Some of the walkers were feeling the strain of the heat and the long walk itself. The day before, one lady, with a Canadian accent, seemed to be struggling a little more so I went and accompanied her a little way. I suggested some trail tricks that she might like to apply. The next day we reached a shearing shed and waited for the stragglers while resting in the shade of the building. The Canadian accent lady was feeling the strain so I went back and walked up the hill with her. As I approached she smiled and said that I was her saviour! So my suggestions did help and she called me ‘My Saviour’ thereafter!

As we approached Patearoa, seen in the distance, we passed through an area of old gold mining by sluicing before reaching the Sowman Walkway then walking into the Patearoa domain itself close to 4pm. But we weren’t to stay the night here.
The End of the Trail. A bit of sorting out with all the walkers into vans and the taken along some country backroads to arrive at Puketoi Station, our resting place for the night. Tents up for the last time in a paddock by their woolshed. A stiff wind came up and noticing a couple of windblown trees on the ground nearby, shifted our tent to be more into the open!

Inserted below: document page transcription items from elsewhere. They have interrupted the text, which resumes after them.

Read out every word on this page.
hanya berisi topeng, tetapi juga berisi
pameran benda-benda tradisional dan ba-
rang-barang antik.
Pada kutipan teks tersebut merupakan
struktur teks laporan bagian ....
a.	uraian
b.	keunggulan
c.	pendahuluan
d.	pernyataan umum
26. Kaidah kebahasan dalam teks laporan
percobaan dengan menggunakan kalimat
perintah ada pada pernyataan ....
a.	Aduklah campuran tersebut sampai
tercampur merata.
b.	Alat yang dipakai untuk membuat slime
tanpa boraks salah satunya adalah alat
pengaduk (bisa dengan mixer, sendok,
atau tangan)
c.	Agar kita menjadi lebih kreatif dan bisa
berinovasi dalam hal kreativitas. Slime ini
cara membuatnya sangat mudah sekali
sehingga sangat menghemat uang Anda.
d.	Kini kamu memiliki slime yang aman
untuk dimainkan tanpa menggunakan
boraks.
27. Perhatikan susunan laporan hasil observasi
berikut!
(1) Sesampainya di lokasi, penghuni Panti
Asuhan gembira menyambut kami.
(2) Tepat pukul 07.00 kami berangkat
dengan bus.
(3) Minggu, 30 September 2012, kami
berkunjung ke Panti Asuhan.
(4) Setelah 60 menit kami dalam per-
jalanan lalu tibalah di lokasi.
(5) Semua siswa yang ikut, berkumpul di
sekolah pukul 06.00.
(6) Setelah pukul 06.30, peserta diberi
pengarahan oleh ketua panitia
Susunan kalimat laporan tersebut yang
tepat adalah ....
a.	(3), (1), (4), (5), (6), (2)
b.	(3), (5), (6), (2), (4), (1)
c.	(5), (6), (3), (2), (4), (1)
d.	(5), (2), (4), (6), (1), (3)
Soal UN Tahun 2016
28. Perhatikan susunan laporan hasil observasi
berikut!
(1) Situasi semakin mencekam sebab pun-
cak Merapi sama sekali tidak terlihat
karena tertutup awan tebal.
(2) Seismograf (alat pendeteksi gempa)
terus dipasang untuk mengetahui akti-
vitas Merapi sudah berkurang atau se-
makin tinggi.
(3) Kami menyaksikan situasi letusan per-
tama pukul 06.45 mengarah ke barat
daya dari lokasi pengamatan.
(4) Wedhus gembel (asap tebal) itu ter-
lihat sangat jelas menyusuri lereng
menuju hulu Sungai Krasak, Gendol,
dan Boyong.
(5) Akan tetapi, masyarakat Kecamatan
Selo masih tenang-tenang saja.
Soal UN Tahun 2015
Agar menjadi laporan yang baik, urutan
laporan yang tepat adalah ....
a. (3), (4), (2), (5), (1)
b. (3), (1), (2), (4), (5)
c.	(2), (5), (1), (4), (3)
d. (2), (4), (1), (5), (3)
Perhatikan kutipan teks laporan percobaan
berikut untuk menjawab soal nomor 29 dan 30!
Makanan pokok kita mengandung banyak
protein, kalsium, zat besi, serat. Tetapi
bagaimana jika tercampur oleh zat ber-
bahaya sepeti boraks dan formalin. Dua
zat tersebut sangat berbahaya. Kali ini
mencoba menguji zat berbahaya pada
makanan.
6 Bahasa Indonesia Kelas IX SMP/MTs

The usual in the woolshed with people sorting themselves and sleeping bags spread out in the sheep pens inside. The main shearing floor area was clear in readiness for a get together after tea. And so it was. Each ‘trail walker’ was awarded a certificate of completion and then came the piping of the haggis ceremony, with guard and all. The sword holder just about dropped the heavy sword on another’s foot but recovered in time. Not sure if the guard was for the haggis or bottle of whisky as the haggis was cut up and offered to all while the whisky, minus the guard’s toast each, was escorted away still fairly full.

The Station had some old cob or stone buildings about, still in a reasonable state of repair too. Nearby were fences made up of gathered rock or stone and still in use it seemed. What was probably the old homestead, looked to be well maintained and lived in.
So, I have been on another Otago Cavalcade, but err… by shanks’s pony! Had a bit of trouble keeping the damn thing moving too. Sometimes I felt like I was flogging a dead horse but I managed to hang on all the way.
If only we had a Right to Roam in our country as because probably most of the area we walked through or over, was private land. Just to be able to wander between the rocks and tussock, watch the sun risers and sunsets, the wind and clouds, as one wished.
In comparing the two cavalcades, the first was much better organised. With the first, we were all given upon arrival a little bag with name tags, information of the area, some apricots, plus even a small bottle of whisky! (I still have the full bottle too!) Upon completion, we received a certificate plus even a miners right in the Province of Otago for a year. It was good to meet up with one of the horse trail groups for lunch too.
That’s is just an awesome trek Will! Don’t know if I could do it. My feet feel swollen and blistered in sympathy just reading your wonderful story! What beautiful country NZ is for sure.